With income yields compressed and the likelihood of interest rate rises ahead, life has not been easy for bond fund managers recently, so we have decided to switch from Fidelity Strategic Bond to a broader-based fund.

In: Premier Multi Asset Monthly Income (Hotel and India)

We believe Premier Multi Asset Monthly Income's highly diversified approach, investing across a broad range of asset classes and different investments, provides more scope for future growth of income and capital for a medium-risk investor.

Growth portfolios

Out: Newton Real Return (Alpha and Delta)

After only just managing to hold its ground over the past year and its disappointing performance since the portfolios' inception, we feel Newton Real Return is no longer meeting our expectations.

In: Kames Ethical Cautious Managed (Alpha and Delta)

Kames Ethical Cautious Managed invests in a combination of equities and bonds which meet the company's ethical criteria. This has not held it back from producing consistently good performance in the past and should suit the aims of a short-term growth investor.

Out: JPMorgan Global Emerging Markets Income (Echo and Foxtrot)

Exposure to China and Brazil in particular has held back JPMorgan Global Emerging Markets Income's performance recently. Unfortunately we do not see a meaningful recovery in the emerging markets taking place in the short-term future.

In: Old Mutual Global Equity (Echo and Foxtrot)

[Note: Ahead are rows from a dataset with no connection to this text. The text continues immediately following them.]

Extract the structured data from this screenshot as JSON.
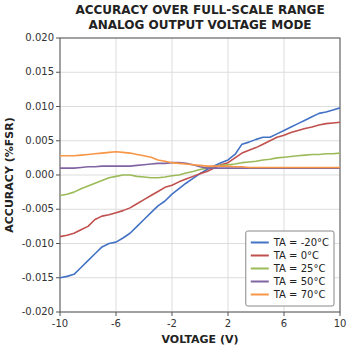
{
  "chart_data": {
    "type": "line",
    "title": "ACCURACY OVER FULL-SCALE RANGE",
    "subtitle": "ANALOG OUTPUT VOLTAGE MODE",
    "x_label": "VOLTAGE (V)",
    "y_label": "ACCURACY (%FSR)",
    "xlim": [
      -10,
      10
    ],
    "ylim": [
      -0.02,
      0.02
    ],
    "xticks": [
      -10,
      -6,
      -2,
      2,
      6,
      10
    ],
    "yticks": [
      {
        "value": -0.02,
        "label": "-0.020"
      },
      {
        "value": -0.015,
        "label": "-0.015"
      },
      {
        "value": -0.01,
        "label": "-0.010"
      },
      {
        "value": -0.005,
        "label": "-0.005"
      },
      {
        "value": 0.0,
        "label": "0.000"
      },
      {
        "value": 0.005,
        "label": "0.005"
      },
      {
        "value": 0.01,
        "label": "0.010"
      },
      {
        "value": 0.015,
        "label": "0.015"
      },
      {
        "value": 0.02,
        "label": "0.020"
      }
    ],
    "grid": true,
    "legend": "lower right",
    "x": [
      -10,
      -9.5,
      -9,
      -8.5,
      -8,
      -7.5,
      -7,
      -6.5,
      -6,
      -5.5,
      -5,
      -4.5,
      -4,
      -3.5,
      -3,
      -2.5,
      -2,
      -1.5,
      -1,
      -0.5,
      0,
      0.5,
      1,
      1.5,
      2,
      2.5,
      3,
      3.5,
      4,
      4.5,
      5,
      5.5,
      6,
      6.5,
      7,
      7.5,
      8,
      8.5,
      9,
      9.5,
      10
    ],
    "series": [
      {
        "name": "TA = -20°C",
        "color": "#4472C4",
        "values": [
          -0.015,
          -0.0148,
          -0.0145,
          -0.0135,
          -0.0125,
          -0.0115,
          -0.0105,
          -0.01,
          -0.0098,
          -0.0092,
          -0.0085,
          -0.0075,
          -0.0065,
          -0.0055,
          -0.0045,
          -0.0038,
          -0.0028,
          -0.002,
          -0.0012,
          -0.0005,
          0.0002,
          0.0008,
          0.0013,
          0.0018,
          0.0022,
          0.003,
          0.0045,
          0.0048,
          0.0052,
          0.0055,
          0.0055,
          0.006,
          0.0065,
          0.007,
          0.0075,
          0.008,
          0.0085,
          0.009,
          0.0092,
          0.0095,
          0.0098
        ]
      },
      {
        "name": "TA = 0°C",
        "color": "#C0504D",
        "values": [
          -0.009,
          -0.0088,
          -0.0085,
          -0.008,
          -0.0075,
          -0.0065,
          -0.006,
          -0.0058,
          -0.0055,
          -0.0052,
          -0.0048,
          -0.0042,
          -0.0036,
          -0.003,
          -0.0024,
          -0.0018,
          -0.0015,
          -0.001,
          -0.0006,
          -0.0002,
          0.0002,
          0.0005,
          0.001,
          0.0015,
          0.0018,
          0.0025,
          0.0032,
          0.0036,
          0.004,
          0.0045,
          0.005,
          0.0055,
          0.0058,
          0.0062,
          0.0065,
          0.0068,
          0.007,
          0.0073,
          0.0075,
          0.0076,
          0.0077
        ]
      },
      {
        "name": "TA = 25°C",
        "color": "#9BBB59",
        "values": [
          -0.003,
          -0.0028,
          -0.0025,
          -0.002,
          -0.0016,
          -0.0012,
          -0.0008,
          -0.0004,
          -0.0002,
          0.0,
          0.0,
          -0.0002,
          -0.0003,
          -0.0004,
          -0.0004,
          -0.0003,
          -0.0001,
          0.0,
          0.0003,
          0.0005,
          0.0008,
          0.001,
          0.0012,
          0.0014,
          0.0015,
          0.0016,
          0.0018,
          0.0019,
          0.002,
          0.0022,
          0.0023,
          0.0025,
          0.0026,
          0.0027,
          0.0028,
          0.0029,
          0.003,
          0.003,
          0.0031,
          0.0031,
          0.0032
        ]
      },
      {
        "name": "TA = 50°C",
        "color": "#8064A2",
        "values": [
          0.001,
          0.001,
          0.001,
          0.0011,
          0.0012,
          0.0012,
          0.0013,
          0.0013,
          0.0013,
          0.0013,
          0.0013,
          0.0014,
          0.0015,
          0.0016,
          0.0017,
          0.0017,
          0.0018,
          0.0018,
          0.0017,
          0.0015,
          0.0012,
          0.001,
          0.001,
          0.001,
          0.001,
          0.001,
          0.001,
          0.001,
          0.001,
          0.001,
          0.001,
          0.001,
          0.001,
          0.001,
          0.001,
          0.001,
          0.001,
          0.001,
          0.001,
          0.001,
          0.001
        ]
      },
      {
        "name": "TA = 70°C",
        "color": "#F79646",
        "values": [
          0.0028,
          0.0028,
          0.0028,
          0.0029,
          0.003,
          0.0031,
          0.0032,
          0.0033,
          0.0034,
          0.0033,
          0.0032,
          0.003,
          0.0028,
          0.0026,
          0.0022,
          0.002,
          0.0018,
          0.0017,
          0.0016,
          0.0015,
          0.0014,
          0.0013,
          0.0013,
          0.0013,
          0.0013,
          0.0012,
          0.0012,
          0.0011,
          0.0011,
          0.0011,
          0.0011,
          0.0011,
          0.0011,
          0.0011,
          0.0011,
          0.0011,
          0.0011,
          0.0011,
          0.0011,
          0.0011,
          0.0011
        ]
      }
    ]
  }
}
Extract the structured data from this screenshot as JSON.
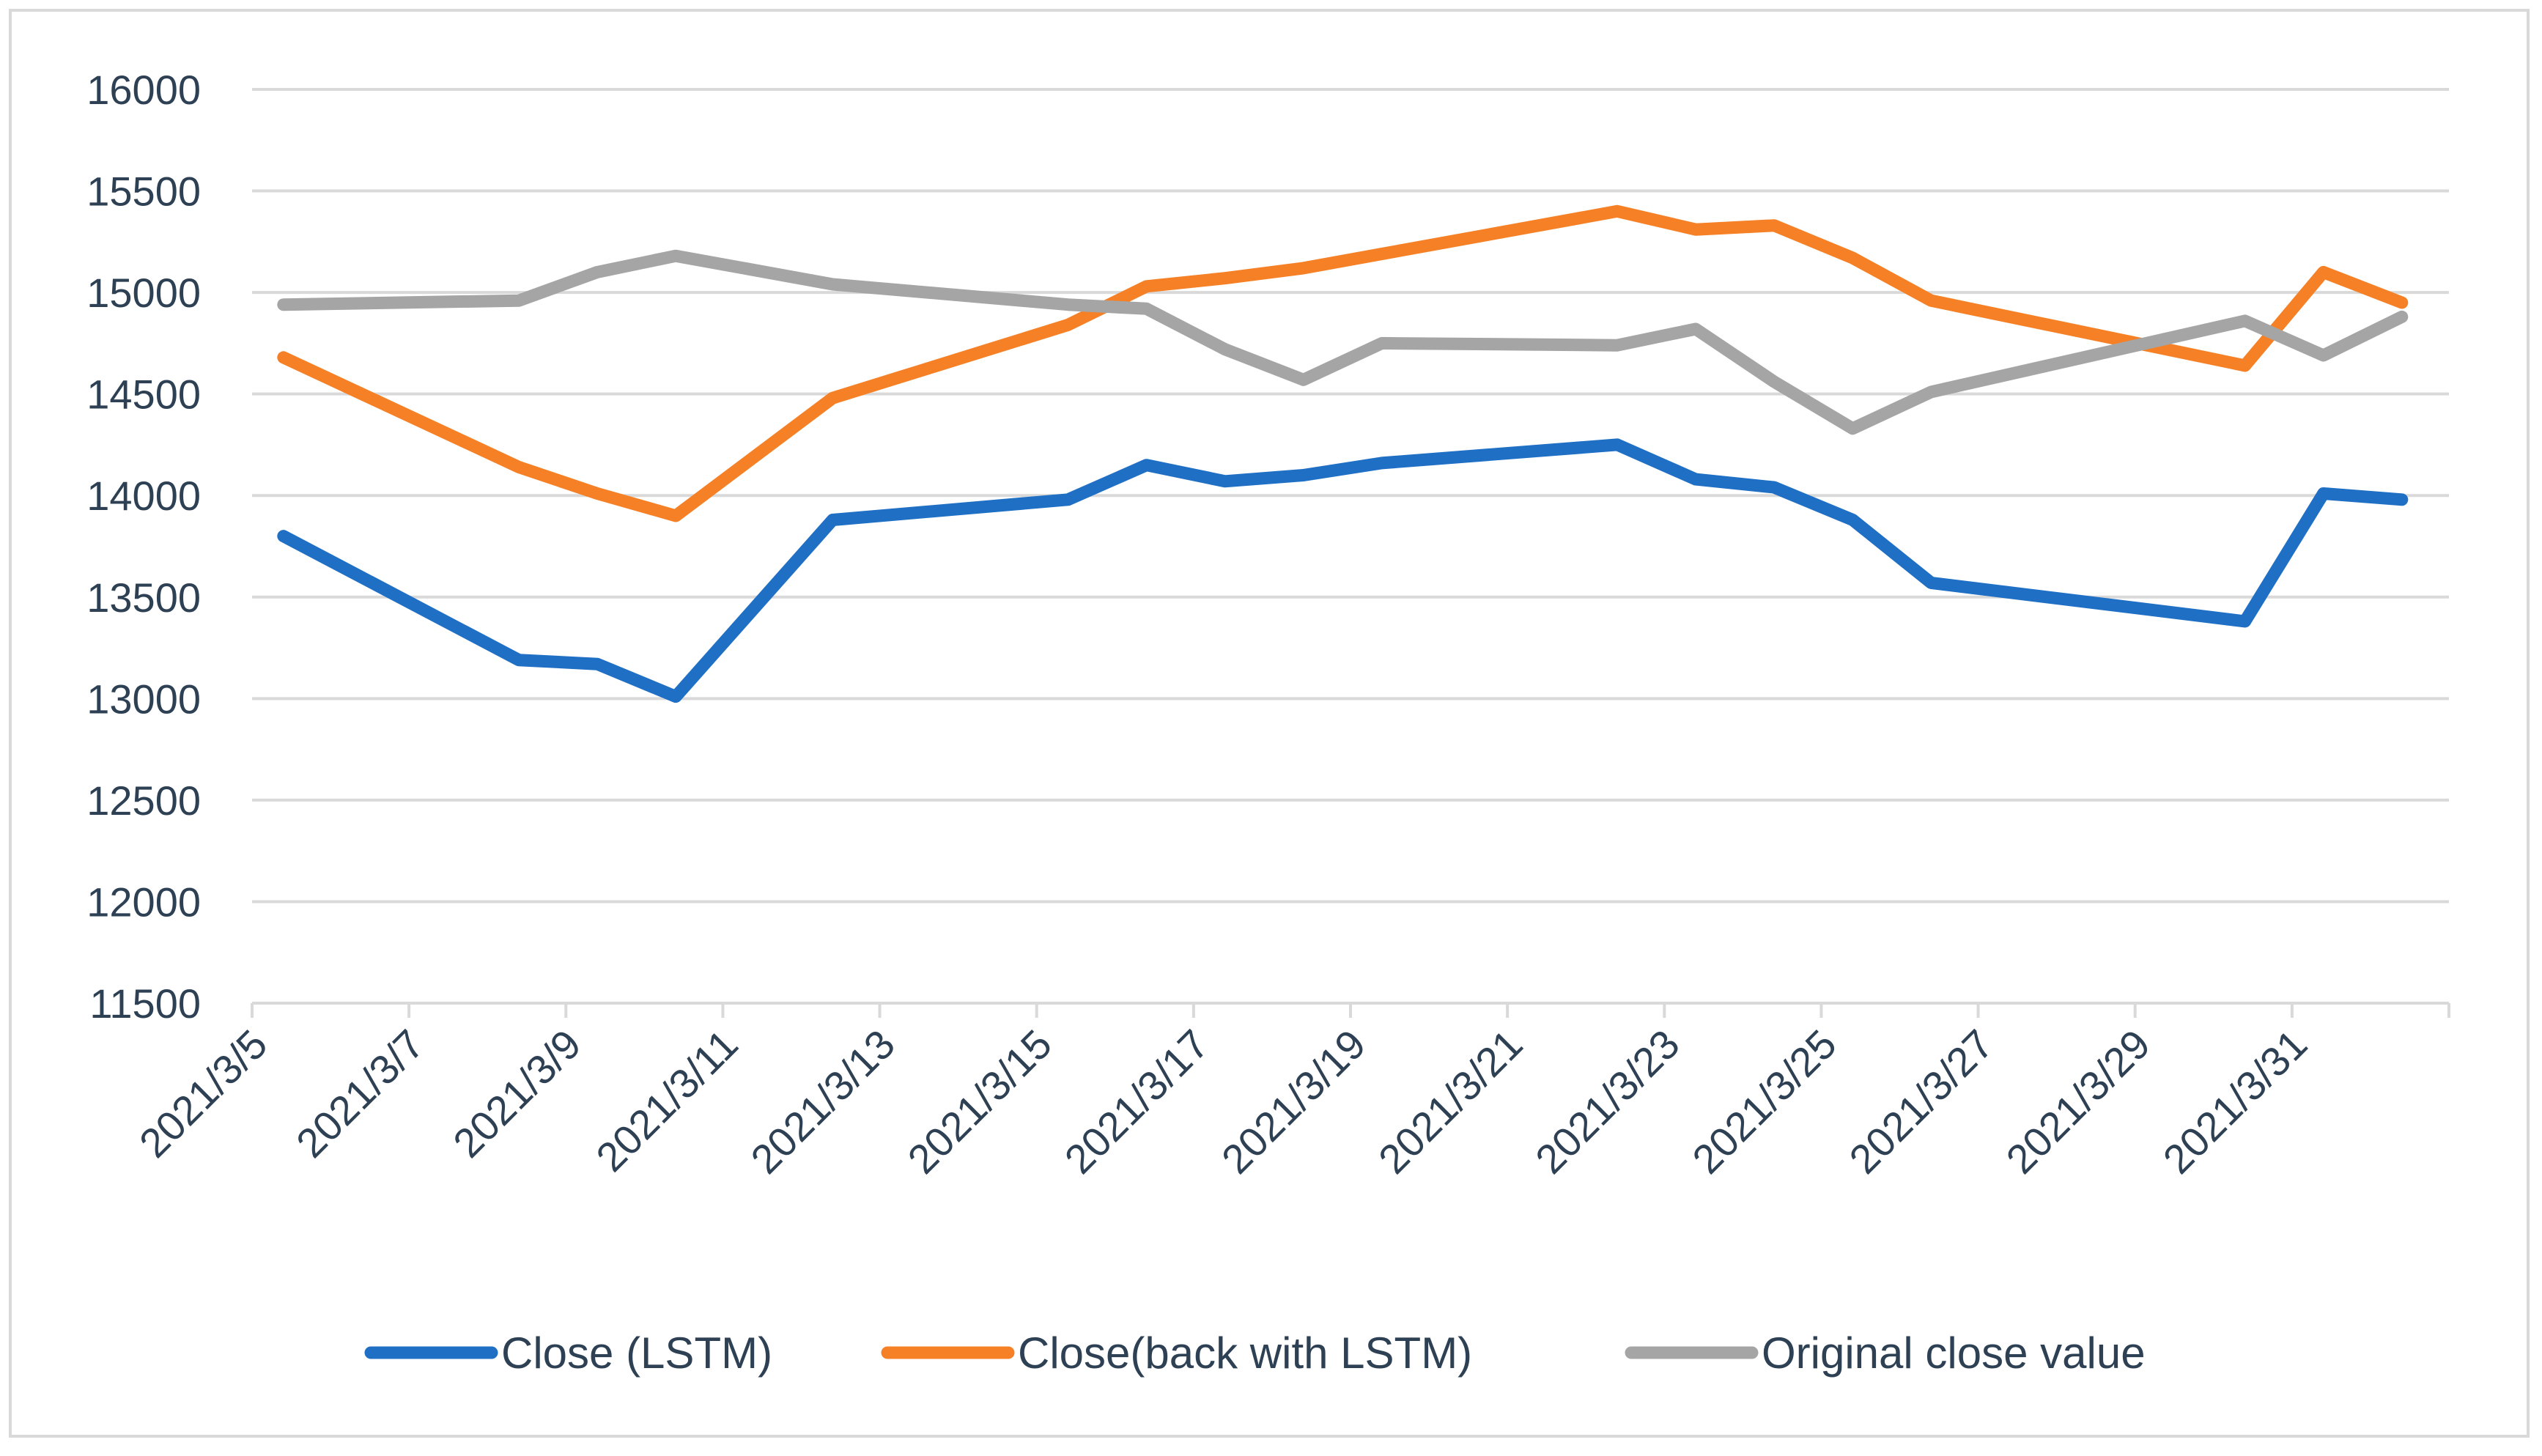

A two-time winner in our annual fund awards, Old Mutual Global Equity is highly diversified and adopts a pragmatic and multi-themed approach, taking into account market conditions, in order to back winning stocks.

Out: BlackRock World Mining (Echo)

Hit by some failed investments in 2014, the performance of this trust continued to suffer badly in 2015 from falling commodity prices. With Echo's medium term timescale in mind we have decided to switch.

In: Ardevora Global Equity (Echo)

Using a 150/50 long/short approach, which enables it to profit from falling as well as rising share prices, and with a clear investment style, we expect Ardevora Global Equity to make good progress.

This article is for information and discussion purposes only and does not form a recommendation to invest or otherwise. The value of an investment may fall. The investments referred to in this article may not be suitable for all investors, and if in doubt, an investor should seek advice from a qualified investment adviser.